Porventura Deus não é o Senhor que conhece todas as coisas em todos os lugares? Claro que sim. Ele conhece todos os detalhes do clima, do regime, dos costumes, etc. Quando Deus manda, Ele supre tudo (Lc 12.25-29), pois tem o homem certo para o lugar certo. Deus não comete equívocos. A razão desse fracasso é que alguns sentem apenas uma emoção, e não a chamada divina, o que é muito diferente (Hb 5.4). Alguns há que acham até bonito ser chamado de missionário e querem ir; porém, só os chamados devem ir, pois a obra missionária não é fazer turismo, e sim levar a mensagem de Deus “a tempo e fora de tempo” (2Tm 4.2), “quer ouçam quer deixem de ouvir” (Ez 2.7). Esse é o ministério daquele que se propõe evangelizar (2Tm 4.5).
III. FROMANDO OBRIROS NO CAMPO MISSINÁRIO PARA EVANGELIZAÇÃO LOCAL

1. O MISSIONÁRIO E A FORMAÇÃO DE OBREIROS LOCAIS
Uma das preocupações do missionário deve ser a formação de obreiros locais. Muitas vezes, o obreiro começa o trabalho sozinho ou acompanhado de sua família.
E claro que Deus confirmará o trabalho do obreiro que é chamado para esta tarefa dando crescimento à sua obra. Porém, se o missionário não formar novos obreiros, o trabalho não terá crescimento conforme o padrão bíblico. Além de o obreiro se desgastar demasiadamente sem necessidade, o crescimento do trabalho será lento.
O apóstolo Paulo sempre tinha em mente a formação de obreiros para dar continuidade ao trabalho por ele iniciado (At 14.23; 20.17), além de orientar outros a fazerem o mesmo (2Tm 2.2; Tt 1.5).
O trabalho de Deus é feito em equipe (Mt 10.1). Veja Provérbios 11.14; 24.6; Eclesiastes 4.9-12.Deus cooperará quando isso ocorrer, dando à igreja homens chamados, que comporão o ministério de cooperadores (1Co 12.20-28; Ef 4.11-13).

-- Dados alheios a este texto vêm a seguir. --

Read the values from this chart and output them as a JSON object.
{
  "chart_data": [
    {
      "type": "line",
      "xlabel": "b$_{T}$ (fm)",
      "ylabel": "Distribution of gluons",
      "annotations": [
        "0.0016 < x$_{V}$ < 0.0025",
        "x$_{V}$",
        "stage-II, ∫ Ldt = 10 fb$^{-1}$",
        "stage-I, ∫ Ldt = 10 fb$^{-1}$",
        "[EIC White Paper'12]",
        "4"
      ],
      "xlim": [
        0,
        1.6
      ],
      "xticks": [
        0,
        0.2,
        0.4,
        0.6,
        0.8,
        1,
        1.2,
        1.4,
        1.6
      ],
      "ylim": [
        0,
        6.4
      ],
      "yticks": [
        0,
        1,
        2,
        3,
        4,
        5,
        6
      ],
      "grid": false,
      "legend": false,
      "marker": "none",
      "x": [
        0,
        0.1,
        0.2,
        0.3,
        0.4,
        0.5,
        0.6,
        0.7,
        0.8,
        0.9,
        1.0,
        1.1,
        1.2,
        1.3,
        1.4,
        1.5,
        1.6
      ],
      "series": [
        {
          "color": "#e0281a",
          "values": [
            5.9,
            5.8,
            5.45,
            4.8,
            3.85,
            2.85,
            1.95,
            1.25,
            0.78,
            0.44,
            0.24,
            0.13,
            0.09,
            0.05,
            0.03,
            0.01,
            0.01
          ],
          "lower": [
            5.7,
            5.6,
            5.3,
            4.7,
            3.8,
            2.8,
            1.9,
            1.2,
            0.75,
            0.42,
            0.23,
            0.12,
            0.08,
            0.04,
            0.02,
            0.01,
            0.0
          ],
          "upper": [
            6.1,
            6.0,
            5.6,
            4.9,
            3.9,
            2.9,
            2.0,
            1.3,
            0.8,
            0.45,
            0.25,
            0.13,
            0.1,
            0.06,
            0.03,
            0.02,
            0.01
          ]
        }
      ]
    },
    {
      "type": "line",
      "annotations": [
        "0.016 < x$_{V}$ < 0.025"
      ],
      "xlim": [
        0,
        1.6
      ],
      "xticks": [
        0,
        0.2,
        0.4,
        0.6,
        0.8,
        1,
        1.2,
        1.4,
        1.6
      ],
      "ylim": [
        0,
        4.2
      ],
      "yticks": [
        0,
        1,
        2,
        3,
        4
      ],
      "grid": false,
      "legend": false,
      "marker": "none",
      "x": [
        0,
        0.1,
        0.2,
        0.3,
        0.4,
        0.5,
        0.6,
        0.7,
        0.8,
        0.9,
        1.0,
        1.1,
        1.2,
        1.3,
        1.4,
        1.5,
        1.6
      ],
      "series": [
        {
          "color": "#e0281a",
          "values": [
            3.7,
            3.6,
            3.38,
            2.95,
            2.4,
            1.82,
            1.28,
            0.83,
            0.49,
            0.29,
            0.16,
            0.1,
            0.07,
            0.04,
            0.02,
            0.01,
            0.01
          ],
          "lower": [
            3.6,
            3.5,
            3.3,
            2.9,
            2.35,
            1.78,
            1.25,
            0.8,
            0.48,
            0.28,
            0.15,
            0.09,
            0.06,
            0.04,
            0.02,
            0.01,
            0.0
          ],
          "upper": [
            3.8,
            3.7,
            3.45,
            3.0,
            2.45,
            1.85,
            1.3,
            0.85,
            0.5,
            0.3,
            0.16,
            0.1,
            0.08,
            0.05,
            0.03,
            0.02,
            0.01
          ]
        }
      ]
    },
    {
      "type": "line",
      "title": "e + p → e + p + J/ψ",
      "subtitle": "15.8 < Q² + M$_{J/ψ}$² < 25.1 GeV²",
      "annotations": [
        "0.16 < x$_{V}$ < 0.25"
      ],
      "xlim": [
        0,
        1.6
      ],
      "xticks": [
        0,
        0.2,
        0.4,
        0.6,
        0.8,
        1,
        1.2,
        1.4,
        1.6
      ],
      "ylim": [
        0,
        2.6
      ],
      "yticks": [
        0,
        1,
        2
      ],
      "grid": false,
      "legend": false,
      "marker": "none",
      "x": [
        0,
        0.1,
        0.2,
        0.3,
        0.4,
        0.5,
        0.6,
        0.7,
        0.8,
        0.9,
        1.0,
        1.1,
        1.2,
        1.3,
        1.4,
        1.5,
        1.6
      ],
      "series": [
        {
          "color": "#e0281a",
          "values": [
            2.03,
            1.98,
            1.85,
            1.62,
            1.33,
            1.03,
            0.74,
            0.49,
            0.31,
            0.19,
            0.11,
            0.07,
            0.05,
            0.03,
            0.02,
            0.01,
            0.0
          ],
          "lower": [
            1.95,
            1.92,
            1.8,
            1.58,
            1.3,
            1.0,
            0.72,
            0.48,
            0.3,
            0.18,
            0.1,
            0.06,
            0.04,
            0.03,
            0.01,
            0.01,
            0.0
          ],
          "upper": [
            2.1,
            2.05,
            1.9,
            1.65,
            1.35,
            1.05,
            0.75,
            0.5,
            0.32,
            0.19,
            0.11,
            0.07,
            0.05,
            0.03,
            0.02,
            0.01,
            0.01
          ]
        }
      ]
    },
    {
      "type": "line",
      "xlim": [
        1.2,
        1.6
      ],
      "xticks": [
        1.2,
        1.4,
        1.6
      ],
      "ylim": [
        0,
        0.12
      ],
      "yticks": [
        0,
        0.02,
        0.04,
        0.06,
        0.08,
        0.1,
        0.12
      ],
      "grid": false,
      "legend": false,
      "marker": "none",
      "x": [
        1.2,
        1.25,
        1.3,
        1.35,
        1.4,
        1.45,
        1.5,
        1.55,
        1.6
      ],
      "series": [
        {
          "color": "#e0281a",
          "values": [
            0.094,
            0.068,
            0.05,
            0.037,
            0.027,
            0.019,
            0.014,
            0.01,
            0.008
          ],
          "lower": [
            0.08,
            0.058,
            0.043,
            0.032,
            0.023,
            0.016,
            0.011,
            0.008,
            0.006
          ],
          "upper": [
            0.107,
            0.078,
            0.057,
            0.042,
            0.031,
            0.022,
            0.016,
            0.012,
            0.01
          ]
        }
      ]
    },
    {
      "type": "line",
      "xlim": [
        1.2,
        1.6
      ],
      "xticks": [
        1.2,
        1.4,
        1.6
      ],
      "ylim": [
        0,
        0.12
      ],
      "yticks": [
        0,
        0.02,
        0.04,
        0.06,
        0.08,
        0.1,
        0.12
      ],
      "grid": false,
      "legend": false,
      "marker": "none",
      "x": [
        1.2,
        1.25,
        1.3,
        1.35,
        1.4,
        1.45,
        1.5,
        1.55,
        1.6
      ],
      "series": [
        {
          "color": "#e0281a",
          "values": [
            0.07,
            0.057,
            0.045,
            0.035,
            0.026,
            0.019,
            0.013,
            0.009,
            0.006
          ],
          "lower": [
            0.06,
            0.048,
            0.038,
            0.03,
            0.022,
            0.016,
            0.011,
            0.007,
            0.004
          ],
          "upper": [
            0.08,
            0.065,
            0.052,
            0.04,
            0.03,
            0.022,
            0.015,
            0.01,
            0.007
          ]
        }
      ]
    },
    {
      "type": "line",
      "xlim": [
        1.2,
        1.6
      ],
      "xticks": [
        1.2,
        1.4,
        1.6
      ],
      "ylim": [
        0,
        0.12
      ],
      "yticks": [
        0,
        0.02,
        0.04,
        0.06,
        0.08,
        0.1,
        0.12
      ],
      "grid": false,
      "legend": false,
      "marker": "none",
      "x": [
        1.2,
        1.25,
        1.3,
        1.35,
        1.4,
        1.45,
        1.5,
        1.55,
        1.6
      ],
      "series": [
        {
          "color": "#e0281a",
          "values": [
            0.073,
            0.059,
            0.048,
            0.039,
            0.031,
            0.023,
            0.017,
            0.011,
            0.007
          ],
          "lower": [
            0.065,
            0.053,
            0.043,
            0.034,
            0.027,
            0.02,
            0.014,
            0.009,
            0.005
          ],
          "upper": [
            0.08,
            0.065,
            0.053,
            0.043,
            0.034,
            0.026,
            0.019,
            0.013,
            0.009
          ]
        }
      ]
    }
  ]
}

2. O MISSIONÁRIO E OS MEIOS DE EVANGELIZAR
Diversos são os meios de que o missionário dispõe para a propagação das Boas Novas. Vejamos alguns:
1) Transporte
Aviões, navios, trens, ônibus, carros, barcos, bicicletas, motocicletas, helicópteros, animais, etc.
2) Literatura
Bíblia, livros, folhetos, panfletos, etc.
3) Meios de comunicação
Rádio, televisão, telefone, gravadores, alto-falantes, etc.